El desarrollo espiritual depende, por un lado, de que tengamos una relación
viva con nuestro Padre Universal y, por otro, de nuestro crecimiento continuo
en los frutos del espíritu a medida que servimos a nuestros semejantes. El
progreso espiritual se basa en el reconocimiento intelectual de nuestra pobreza
espiritual unido a la conciencia personal de la sed de perfección, el deseo de
conocer a Dios y de parecerse a él, nuestro propósito sincero de hacer la
voluntad del Padre que está en los cielos.
El crecimiento espiritual es, en primer lugar, un despertar a las
necesidades, luego un discernimiento de los significados y, finalmente, un
descubrimiento de los valores espirituales. La prueba del verdadero desarrollo
espiritual de la persona se manifiesta en su motivación al amor, al servicio desinteresado
y a la adoración sincera a los ideales de perfección de la divinidad. Todas
estas vivencias constituyen la realidad de la religión, en contraste con las
simples creencias teológicas.
La religión puede progresar hasta ese nivel en el que nuestras vivencias se
convierten en un modo inteligente e iluminado de acercarnos espiritualmente al
universo. Esa religión glorificada tiene
su acción en tres niveles distintos de la persona humana: el material, el
mental y el espiritual –en nuestra alma y en nuestra relación con el espíritu
interior–.
La espiritualidad muestra nuestra proximidad a Dios y la medida de nuestro
servicio al prójimo. La espiritualidad realza
nuestra aptitud para descubrir la belleza en las cosas, para reconocer la
verdad en los significados y para descubrir la bondad en los valores. El
desarrollo espiritual está determinado por nuestra capacidad para llevarlo a
cabo y hace que eliminemos los elementos egoístas del
amor.
El verdadero estado espiritual representa la medida en la que nos hemos
aproximado a Dios, la armonización con nuestro espíritu interior. Conseguir una
espiritualidad plena equivale a alcanzar el máximo de realidad, el máximo de
semejanza con Dios. La vida eterna es la búsqueda interminable de los valores
infinitos.
La meta de la autorrealización humana debería ser espiritual, no material.
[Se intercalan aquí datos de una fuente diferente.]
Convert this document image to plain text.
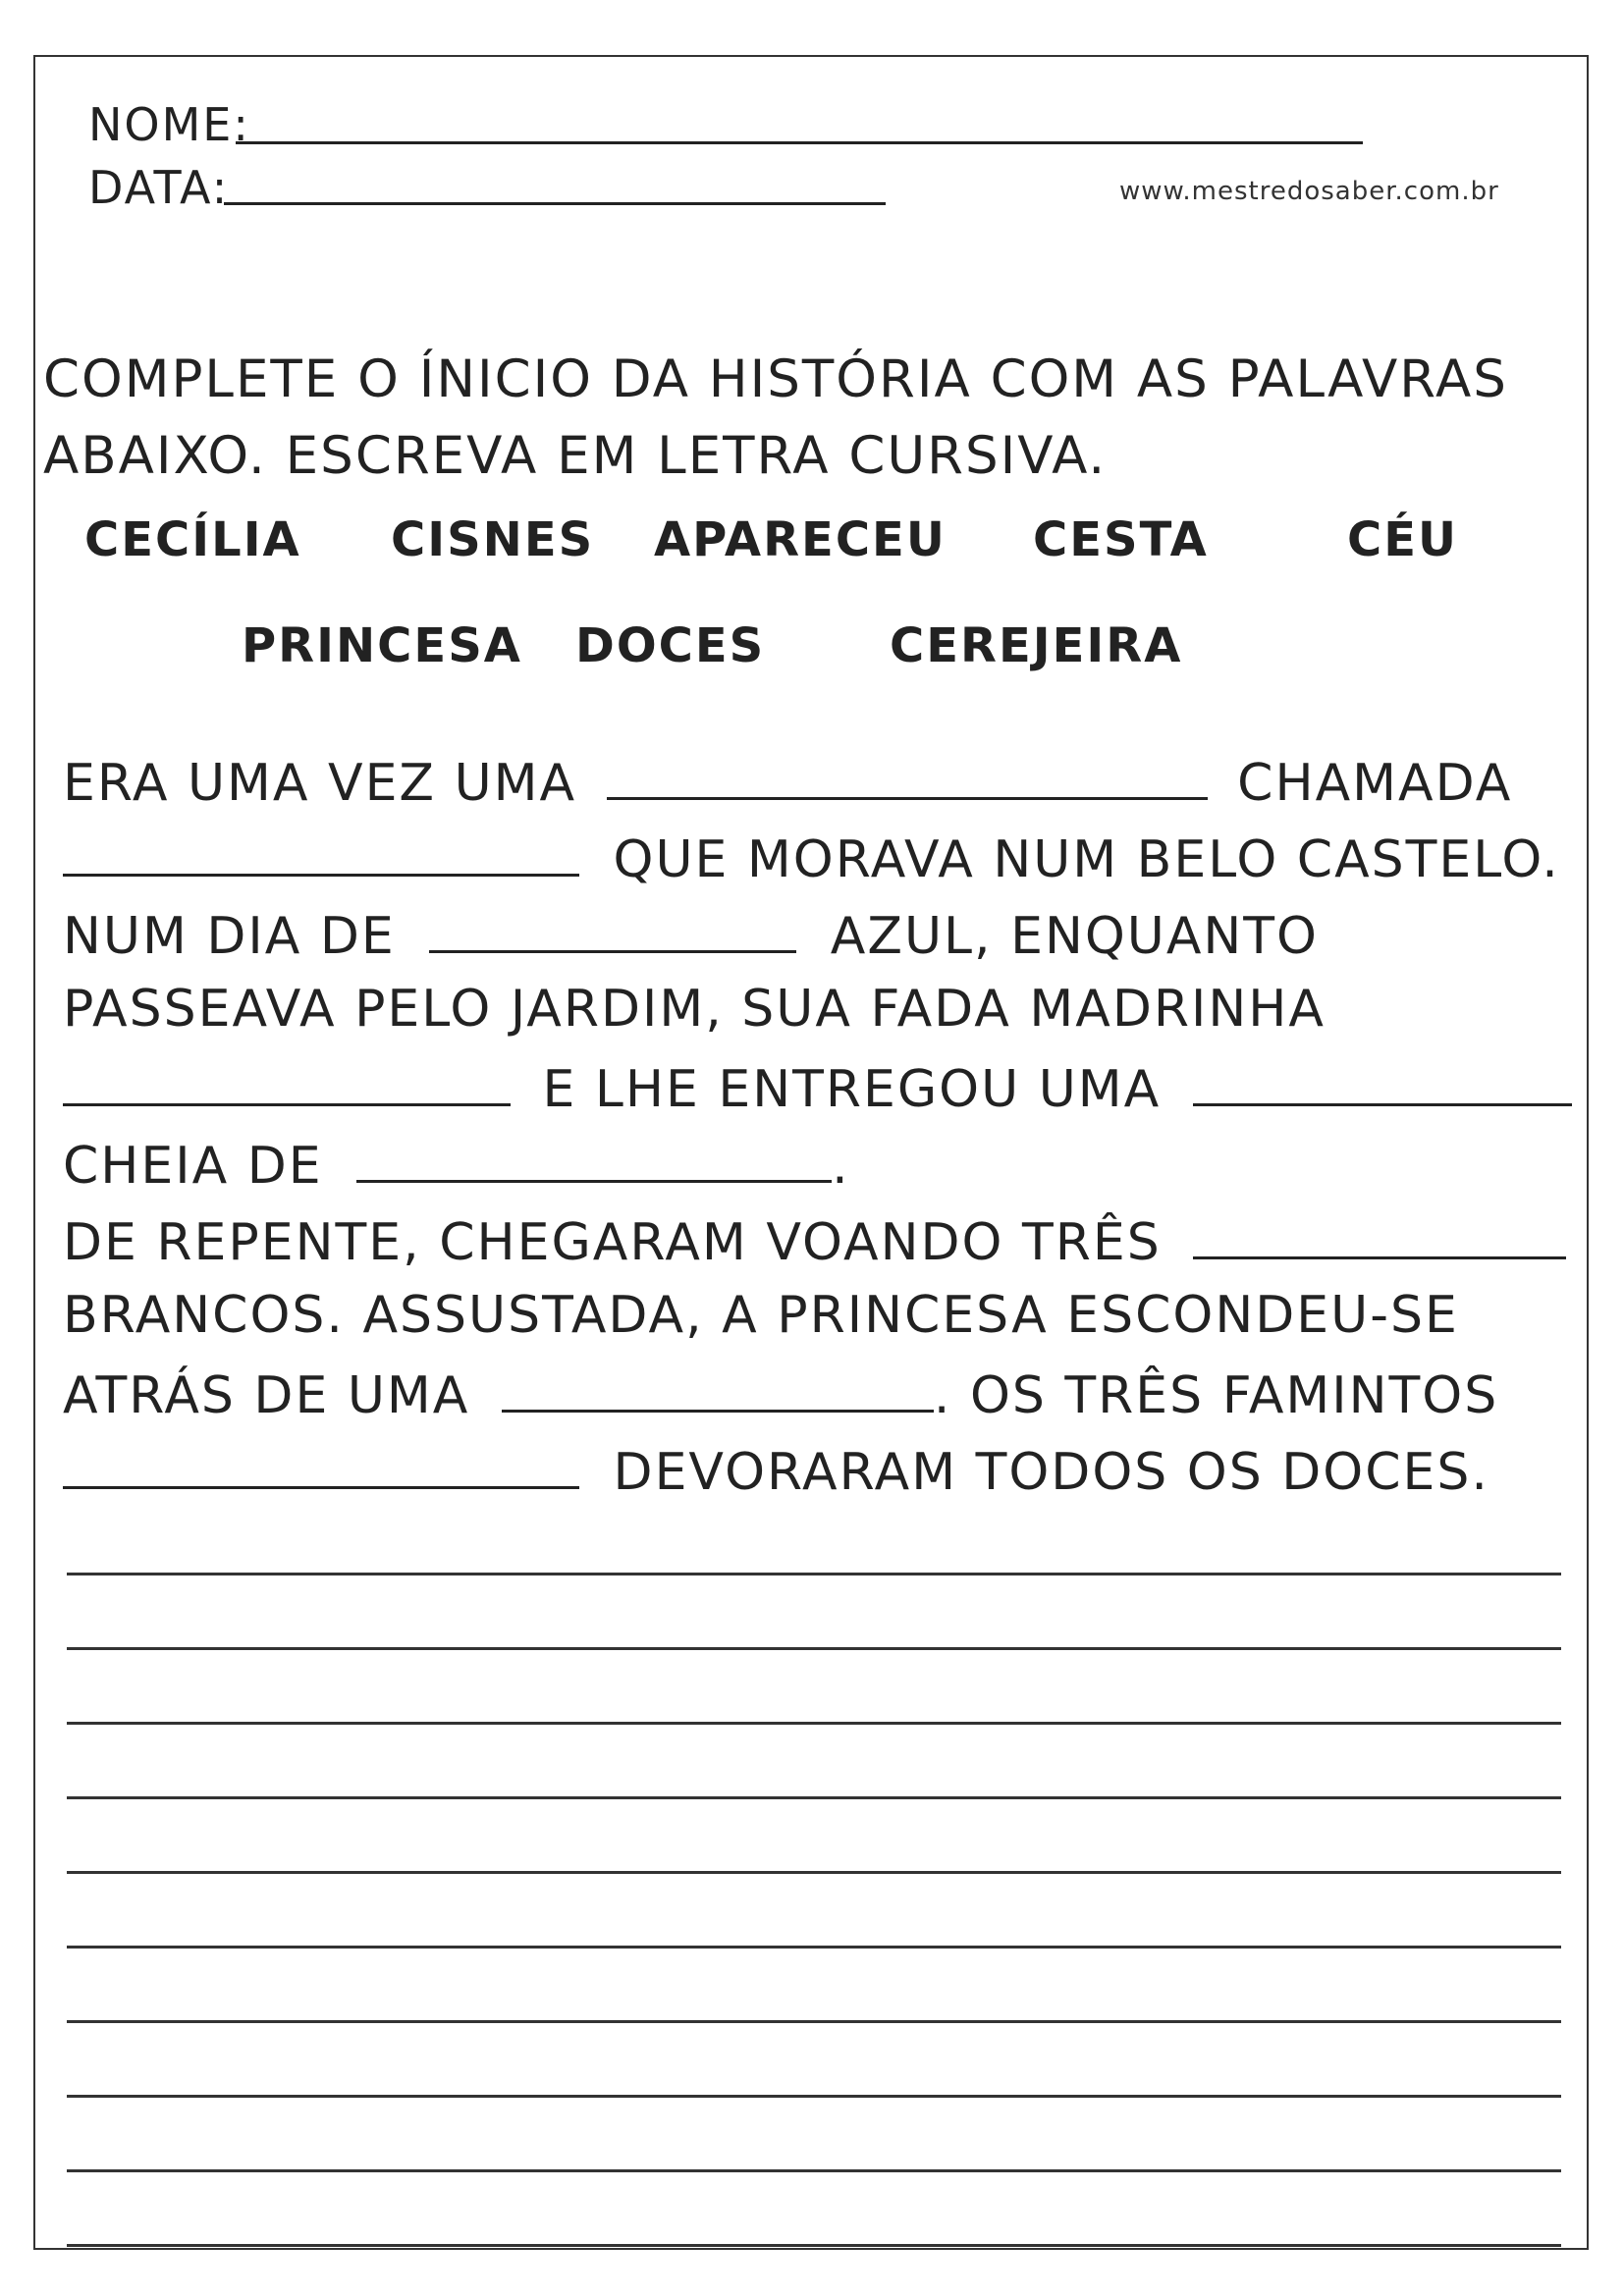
NOME:
DATA:	www.mestredosaber.com.br
COMPLETE O ÍNICIO DA HISTÓRIA COM AS PALAVRAS
ABAIXO. ESCREVA EM LETRA CURSIVA.
CECÍLIA CISNES APARECEU CESTA	CÉU
PRINCESA DOCES	CEREJEIRA
ERA UMA VEZ UMA	CHAMADA
QUE MORAVA NUM BELO CASTELO.
NUM DIA DE	AZUL, ENQUANTO
PASSEAVA PELO JARDIM, SUA FADA MADRINHA
E LHE ENTREGOU UMA
CHEIA DE	.
DE REPENTE, CHEGARAM VOANDO TRÊS
BRANCOS. ASSUSTADA, A PRINCESA ESCONDEU-SE
ATRÁS DE UMA	. OS TRÊS FAMINTOS
DEVORARAM TODOS OS DOCES.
Las únicas realidades por las que vale la pena luchar son divinas, espirituales
y eternas. El hombre tiene derecho al disfrute de los placeres físicos y a la
satisfacción de los afectos humanos; se beneficia de las relaciones humanas y de
las instituciones temporales. Pero éstas no son los cimientos eternos sobre los
que ha de construir su persona inmortal que deberá trascender el espacio,
vencer el tiempo y alcanzar el destino eterno de la perfección divina y del
servicio final.
Jesús describió la profunda seguridad del mortal que conoce a Dios cuando
dijo: “No temáis a los que matan el cuerpo pero el alma no pueden matar”. Así
podemos decir confiadamente: "El Señor es mi ayudador; no temeré”. Las seguridades temporales son vulnerables,
pero las certezas espirituales son inquebrantables. Cuando las mareas de la
adversidad, el egoísmo, la crueldad, el odio, la maldad y los celos humanos
sacuden el alma de los mortales, podéis tener la seguridad de que existe un
bastión interior, la ciudadela del espíritu, que es absolutamente inexpugnable;
al menos esto es cierto para todo ser humano que ha confiado la custodia de su
alma al espíritu interior del Dios eterno.
Después de este logro espiritual, conseguido por
medio de un crecimiento progresivo, se
produce una nueva orientación de nuestra persona al igual que el desarrollo de
una nueva escala de valores. Estas personas nacidas del espíritu tienen renovadas
motivaciones en la vida que les hace guardar la tranquilidad mientras perecen
sus aspiraciones más queridas y se derrumban sus esperanzas más profundas;
saben positivamente que estas experiencias negativas no son más que crisis que destruyen
sus creaciones temporales y preludian la edificación de realidades más nobles y
duraderas y de un nivel nuevo y más sublime de espiritualidad.